Öncelikle savaşın, zulmün ve acının gündelik olarak kendini ürettiği koşullarda yaşamış ve bu koşullarda yazmaya adım atmış biriyim. Bir savaşın içine doğan herkes gibi ben de tüm hayatım boyunca bu savaşın yarattığı dehşete maruz kaldım. Ve yazmak; bende hayatın getirdiği olumlu olumsuz her şey karşısında bir direniş bir duruş olarak şekillendi, şekillenmeye devam ediyor. Nihayetinde yazma eyleminin hem yazan kişinin kimliğiyle hem de yaşamıyla, yaşamla direk bir bağı olduğuna inanıyorum. Dolayısıyla kişisel olarak yazmak çok erken yaşlardan itibaren var olduğumu bana hissettiren, kendimi ürettiğim, sesimi duyduğum ve duyurduğum bir alan… Her koşulda bana dayanma gücü veren sihirli bir dünya… Bu açıdan yazma serüvenimde üç temel etmenin belirleyici olduğunu söyleyebilirim; kadınlık kimliğim, Kürtlük kimliğim ve devrimci kimliğim… Kadınlık kimliğim açısından yazmak her zaman yok sayıldığım yerde kendimi var ettiğim ve ürettiğim, susturulduğum yerde sesimi duyurduğum bir yol oldu.

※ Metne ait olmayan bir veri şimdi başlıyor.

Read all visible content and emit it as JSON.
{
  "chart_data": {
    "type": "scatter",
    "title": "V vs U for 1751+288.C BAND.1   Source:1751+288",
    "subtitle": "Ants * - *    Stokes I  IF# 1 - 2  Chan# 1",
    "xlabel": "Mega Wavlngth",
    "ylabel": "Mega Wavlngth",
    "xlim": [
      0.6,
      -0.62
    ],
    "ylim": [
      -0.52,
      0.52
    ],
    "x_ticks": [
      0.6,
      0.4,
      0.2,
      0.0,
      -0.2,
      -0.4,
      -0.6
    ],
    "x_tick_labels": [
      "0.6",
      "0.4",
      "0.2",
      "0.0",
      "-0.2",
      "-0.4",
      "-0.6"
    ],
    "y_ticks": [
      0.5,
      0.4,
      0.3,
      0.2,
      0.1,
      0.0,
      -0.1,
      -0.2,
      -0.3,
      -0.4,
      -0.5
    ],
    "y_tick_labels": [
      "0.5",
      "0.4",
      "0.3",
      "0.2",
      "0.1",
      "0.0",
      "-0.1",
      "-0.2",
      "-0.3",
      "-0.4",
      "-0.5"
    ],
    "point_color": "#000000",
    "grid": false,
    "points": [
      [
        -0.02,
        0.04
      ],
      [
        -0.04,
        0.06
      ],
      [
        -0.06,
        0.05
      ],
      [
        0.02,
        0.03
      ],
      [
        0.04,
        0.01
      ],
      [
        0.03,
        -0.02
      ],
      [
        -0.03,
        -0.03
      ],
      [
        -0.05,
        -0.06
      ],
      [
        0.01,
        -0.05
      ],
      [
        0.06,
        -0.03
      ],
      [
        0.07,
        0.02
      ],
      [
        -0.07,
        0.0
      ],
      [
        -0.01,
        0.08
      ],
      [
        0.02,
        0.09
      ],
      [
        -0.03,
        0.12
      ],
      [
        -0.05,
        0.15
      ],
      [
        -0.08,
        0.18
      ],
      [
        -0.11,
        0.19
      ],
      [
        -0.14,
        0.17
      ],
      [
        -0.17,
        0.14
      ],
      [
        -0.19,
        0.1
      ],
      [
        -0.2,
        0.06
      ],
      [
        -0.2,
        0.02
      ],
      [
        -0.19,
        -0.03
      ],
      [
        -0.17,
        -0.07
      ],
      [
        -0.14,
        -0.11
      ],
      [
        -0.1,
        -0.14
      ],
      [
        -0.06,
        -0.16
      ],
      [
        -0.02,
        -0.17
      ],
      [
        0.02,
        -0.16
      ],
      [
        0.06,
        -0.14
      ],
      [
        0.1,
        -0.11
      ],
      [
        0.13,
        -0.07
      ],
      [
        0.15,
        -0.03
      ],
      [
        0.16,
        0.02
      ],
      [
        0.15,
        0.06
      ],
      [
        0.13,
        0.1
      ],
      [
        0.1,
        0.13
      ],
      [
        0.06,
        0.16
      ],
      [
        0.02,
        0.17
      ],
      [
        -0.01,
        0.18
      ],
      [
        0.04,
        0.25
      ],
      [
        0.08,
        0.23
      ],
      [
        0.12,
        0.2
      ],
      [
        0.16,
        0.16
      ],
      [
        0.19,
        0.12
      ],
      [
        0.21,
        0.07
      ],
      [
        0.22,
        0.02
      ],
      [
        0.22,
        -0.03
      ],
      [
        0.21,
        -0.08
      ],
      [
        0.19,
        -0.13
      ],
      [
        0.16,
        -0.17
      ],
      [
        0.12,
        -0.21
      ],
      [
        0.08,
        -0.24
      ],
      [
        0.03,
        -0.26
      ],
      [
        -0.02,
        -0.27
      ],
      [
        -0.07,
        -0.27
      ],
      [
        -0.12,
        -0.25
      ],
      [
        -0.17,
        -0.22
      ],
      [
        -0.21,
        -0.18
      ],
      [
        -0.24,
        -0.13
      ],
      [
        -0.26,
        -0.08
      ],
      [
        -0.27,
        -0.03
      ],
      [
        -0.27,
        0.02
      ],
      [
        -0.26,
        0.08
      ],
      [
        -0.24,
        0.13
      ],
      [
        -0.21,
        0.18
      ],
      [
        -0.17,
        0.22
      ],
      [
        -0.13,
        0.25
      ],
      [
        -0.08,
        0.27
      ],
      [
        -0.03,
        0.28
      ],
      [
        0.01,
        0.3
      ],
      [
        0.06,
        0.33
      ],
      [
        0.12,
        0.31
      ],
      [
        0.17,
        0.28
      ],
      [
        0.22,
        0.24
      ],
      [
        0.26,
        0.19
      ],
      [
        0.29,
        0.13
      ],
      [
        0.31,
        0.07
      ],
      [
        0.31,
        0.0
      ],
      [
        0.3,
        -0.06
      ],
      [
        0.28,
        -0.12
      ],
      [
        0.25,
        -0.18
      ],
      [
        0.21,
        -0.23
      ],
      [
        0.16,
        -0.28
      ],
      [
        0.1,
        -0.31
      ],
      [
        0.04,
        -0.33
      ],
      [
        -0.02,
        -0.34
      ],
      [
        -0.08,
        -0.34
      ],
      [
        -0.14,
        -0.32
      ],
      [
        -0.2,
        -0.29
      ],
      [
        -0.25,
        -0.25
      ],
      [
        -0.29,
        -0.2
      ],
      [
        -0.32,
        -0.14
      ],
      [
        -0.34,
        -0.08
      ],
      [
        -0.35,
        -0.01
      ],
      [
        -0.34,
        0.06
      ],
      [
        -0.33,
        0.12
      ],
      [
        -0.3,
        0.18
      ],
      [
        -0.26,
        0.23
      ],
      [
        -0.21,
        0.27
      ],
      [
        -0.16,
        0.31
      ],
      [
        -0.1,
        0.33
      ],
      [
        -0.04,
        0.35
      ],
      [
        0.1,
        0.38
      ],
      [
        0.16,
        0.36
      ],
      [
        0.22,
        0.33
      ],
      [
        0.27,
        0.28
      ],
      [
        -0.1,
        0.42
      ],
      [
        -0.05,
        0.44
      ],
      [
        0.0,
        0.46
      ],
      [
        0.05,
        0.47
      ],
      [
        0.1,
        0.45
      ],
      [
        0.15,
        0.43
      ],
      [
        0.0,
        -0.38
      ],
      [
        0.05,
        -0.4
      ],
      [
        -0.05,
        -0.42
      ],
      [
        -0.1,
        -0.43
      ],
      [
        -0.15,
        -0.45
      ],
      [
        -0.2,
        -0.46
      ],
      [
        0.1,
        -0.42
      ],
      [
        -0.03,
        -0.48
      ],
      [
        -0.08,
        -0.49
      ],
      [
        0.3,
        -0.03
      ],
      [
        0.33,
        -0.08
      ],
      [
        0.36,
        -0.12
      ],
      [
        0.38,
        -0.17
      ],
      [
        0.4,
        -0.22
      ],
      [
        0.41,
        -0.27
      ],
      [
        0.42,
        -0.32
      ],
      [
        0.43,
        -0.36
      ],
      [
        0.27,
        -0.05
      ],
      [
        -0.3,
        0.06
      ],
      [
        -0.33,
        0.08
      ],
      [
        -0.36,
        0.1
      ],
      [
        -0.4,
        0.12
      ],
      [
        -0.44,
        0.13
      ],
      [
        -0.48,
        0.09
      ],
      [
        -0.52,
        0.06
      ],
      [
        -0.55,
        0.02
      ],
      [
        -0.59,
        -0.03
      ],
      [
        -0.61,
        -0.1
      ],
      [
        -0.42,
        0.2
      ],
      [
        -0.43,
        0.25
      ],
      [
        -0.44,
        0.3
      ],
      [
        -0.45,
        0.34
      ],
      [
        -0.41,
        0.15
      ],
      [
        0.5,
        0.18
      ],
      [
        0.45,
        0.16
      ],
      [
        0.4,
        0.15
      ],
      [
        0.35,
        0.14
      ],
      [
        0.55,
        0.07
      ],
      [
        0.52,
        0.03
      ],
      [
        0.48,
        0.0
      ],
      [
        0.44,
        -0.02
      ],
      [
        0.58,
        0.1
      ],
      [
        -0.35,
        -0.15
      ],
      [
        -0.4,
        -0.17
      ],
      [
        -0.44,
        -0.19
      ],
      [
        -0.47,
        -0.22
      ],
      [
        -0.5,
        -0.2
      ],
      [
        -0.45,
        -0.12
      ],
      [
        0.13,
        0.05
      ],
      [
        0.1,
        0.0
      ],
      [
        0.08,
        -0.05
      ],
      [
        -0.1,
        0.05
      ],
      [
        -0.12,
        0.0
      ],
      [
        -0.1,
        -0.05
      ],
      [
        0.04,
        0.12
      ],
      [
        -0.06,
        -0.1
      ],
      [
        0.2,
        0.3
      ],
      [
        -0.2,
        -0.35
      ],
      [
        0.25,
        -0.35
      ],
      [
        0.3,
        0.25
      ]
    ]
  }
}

- Üç Mevsim bu serüvenin neresinde?
Yazmak benim için kendini gerçekleştirmenin tek olmasa da en önemli yollarından biri oldu.Yazarın kimliğinin hep çok katmanlı olduğuna inanmışımdır. Elbette yazar üretim sürecinde bu katmanların bazen birini bazen birkaçını öne çıkarabilir. Sanırım bende bu katmanlar; kadınlık, Kürtlük, devrimcilik hep iç içe geçti. Üç Mevsim bu iç içe geçmiş yaşanmışlıkların bir sonucu. Dolayısıyla Üç Mevsim için keskin sınırlarla bir savaş romanı, bir kadın romanı vb diyemiyorum. Üç Mevsim “kötülüğün sıradanlaştığı” ülkemizde sıradanlaşan, tanık olduğum gerçek hikayelerden esinlenerek yazdığım ilk romanım. Dahası bu roman cezaevi koşullarında yazıldı ve yazıldıktan uzun yıllar sonra “Göçebe Kuşlar” isimli romanım yayınlandıktan sonra yayımlandı. Yaşamak zorunda kaldığım uzun cezaevi yılları boyunca en büyük direniş araçlarımdan birinin yazmak olduğunu hemen belirteyim. Nitekim dünyanın neresinde olursa olsun faşist ve totaliter rejimlerin hapishane pratiği, tarih boyunca, devrimci, yurtsever ve muhalif tutsakların iradelerini kırma ve ehlileştirme politikası olmuştur. “Beden, işkencecilerin, cellatların ve egemenlerin gücünü pratik ettikleri yerdir” derken Foucault tam da bu gerçeğe işaret ediyor. Ya da Louis Althusser’in diliyle söylersek; hapishane, devletin yalnızca baskı aygıtı olarak değil, ideolojik aygıtı olarak da iş görmektedir. Yani hapishaneler, siyasi tutsakların resmi ideoloji doğrultusunda her türlü vahşet aracılığıyla yeniden şekillendirilmek istendiği mekanlardır. İşte Üç Mevsim cezaevinde kaldığım uzun yıllarda, bir direniş biçimi, irademi teslim etmeme tutumu ve mücadele pratiğinin sonucudur. Dolayısıyla tekrar sorduğunuz soruya dönersem Üç Mevsim; her türlü insanlık suçunun mubah sayıldığı kirli bir savaş içinde, dışarda içeride, hayatın her alanında onurunu teslim etmeyen ve bir şekilde mücadale eden insanları anlatıyor. Yani her şeyi anlatma telaşı değil de yaşanan hakikati anlatma telaşı diyelim. Nihayetinde sözkonusu Kürt coğrafyası ve Kürt kadınları olunca savaş, cezaevi, erkek egemen kültürün yarattığı geleneksel ve toplumsal normlar, her şey iç içe geçiyor.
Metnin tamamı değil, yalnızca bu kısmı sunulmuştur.